1. In “ bail-trover ” a deputy sheriff in whose hands the process has been placed for execution is bound either to seize the property sued for or to arrest the defendant and imprison him until the property is produced or a bond is given for its forthcoming. Where he fails, without good excuse, to perform either one of these statutory requirements, he is liable for the eventual condemnation money recovered in the trover suit; and when sued on his official bond by the plaintiff in the trover suit he can not successfully defend by showing that he made personal service on the defendant or took a bond from the defendant to attend court, or that he did not arrest the defendant or require him to give a forthcoming bond because the property sued for was not in the defendant’s possession and he could not produce it. Civil Code (1910), § 5151; Snell v. Mayo, 62 Ga. 744; DeLongchamp v. Hicks, 25 Ga. 200.

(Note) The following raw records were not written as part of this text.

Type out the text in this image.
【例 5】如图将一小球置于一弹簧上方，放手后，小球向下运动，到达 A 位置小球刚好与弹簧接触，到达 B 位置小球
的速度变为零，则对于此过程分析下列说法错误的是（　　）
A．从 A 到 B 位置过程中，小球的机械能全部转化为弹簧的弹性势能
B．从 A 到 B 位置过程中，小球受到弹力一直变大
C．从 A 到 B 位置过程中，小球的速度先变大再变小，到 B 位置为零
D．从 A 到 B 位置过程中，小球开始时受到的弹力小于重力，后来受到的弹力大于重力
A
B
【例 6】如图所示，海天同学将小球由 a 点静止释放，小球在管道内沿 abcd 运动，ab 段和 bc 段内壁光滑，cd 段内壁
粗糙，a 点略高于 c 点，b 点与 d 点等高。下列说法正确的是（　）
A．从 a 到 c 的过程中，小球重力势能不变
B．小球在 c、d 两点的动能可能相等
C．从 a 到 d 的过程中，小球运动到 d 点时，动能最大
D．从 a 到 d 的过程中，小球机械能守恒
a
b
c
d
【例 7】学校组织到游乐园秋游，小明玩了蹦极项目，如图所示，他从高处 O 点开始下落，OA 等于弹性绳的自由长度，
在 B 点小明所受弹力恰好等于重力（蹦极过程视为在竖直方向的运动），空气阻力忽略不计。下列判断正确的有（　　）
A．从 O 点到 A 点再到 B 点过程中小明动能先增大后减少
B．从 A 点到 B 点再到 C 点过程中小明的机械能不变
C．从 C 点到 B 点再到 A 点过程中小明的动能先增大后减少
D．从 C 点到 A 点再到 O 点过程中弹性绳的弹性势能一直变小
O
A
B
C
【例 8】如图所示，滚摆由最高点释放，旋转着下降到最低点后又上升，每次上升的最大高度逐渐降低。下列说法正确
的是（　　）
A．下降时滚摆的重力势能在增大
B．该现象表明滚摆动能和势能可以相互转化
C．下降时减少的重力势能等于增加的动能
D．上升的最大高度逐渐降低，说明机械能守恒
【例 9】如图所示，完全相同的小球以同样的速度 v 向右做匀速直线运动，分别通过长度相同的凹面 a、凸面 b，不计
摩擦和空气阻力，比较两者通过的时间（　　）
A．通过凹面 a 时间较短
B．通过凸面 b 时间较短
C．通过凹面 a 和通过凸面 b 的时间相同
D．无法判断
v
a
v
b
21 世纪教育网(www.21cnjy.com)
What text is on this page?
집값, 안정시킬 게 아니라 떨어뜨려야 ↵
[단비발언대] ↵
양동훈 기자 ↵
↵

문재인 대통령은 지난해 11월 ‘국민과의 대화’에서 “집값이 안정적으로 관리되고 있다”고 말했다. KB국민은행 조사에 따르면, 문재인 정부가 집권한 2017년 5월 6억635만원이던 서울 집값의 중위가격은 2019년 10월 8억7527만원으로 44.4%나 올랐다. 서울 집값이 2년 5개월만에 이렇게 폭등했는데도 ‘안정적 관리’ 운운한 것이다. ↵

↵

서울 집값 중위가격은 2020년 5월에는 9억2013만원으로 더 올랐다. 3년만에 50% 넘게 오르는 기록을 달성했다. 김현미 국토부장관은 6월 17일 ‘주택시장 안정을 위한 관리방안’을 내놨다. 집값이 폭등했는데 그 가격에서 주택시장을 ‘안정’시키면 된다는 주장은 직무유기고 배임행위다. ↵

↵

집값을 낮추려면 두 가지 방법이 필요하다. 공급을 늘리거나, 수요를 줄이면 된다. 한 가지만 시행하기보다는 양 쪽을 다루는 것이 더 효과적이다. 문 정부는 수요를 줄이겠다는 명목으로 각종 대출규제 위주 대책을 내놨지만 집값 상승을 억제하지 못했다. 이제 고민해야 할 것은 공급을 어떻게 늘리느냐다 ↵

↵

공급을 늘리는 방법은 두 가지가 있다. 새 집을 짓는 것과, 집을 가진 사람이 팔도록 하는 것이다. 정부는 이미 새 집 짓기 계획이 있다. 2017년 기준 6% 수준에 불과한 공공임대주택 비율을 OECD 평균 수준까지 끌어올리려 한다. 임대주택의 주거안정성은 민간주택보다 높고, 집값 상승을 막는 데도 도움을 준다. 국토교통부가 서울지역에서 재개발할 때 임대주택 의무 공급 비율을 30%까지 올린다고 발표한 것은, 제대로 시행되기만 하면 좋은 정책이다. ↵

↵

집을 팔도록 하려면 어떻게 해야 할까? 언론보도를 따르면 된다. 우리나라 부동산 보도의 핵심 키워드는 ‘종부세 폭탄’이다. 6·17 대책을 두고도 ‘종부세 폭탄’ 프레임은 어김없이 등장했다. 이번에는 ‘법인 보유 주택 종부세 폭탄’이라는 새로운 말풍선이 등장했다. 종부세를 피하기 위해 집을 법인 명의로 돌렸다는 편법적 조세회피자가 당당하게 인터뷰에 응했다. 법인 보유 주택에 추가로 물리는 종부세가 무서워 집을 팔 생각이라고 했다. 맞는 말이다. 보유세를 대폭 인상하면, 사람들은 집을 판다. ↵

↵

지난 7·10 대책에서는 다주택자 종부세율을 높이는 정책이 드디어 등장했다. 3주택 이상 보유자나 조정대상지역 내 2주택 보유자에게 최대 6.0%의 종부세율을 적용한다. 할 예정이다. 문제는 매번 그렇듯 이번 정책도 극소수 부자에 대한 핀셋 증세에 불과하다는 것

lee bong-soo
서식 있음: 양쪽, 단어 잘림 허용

2. A deputy sheriff can be ruled or suit be brought on his official bond without making the sheriff a party. Civil Code (1910), § 4920; Varner v. Wooten, 38 Ga. 575.
3. It being manifest that the alleged newly discovered evidence could have been discovered before the trial, by the exercise of ordinary diligence either by the movant or his counsel, there was no error in overruling the ground of the motion for a new trial based on such evidence.
4. The verdict was demanded by the evidence and no error of law appears.
Judgment affirmed.
Jenkins, P. J., and Stephens, J., eonour.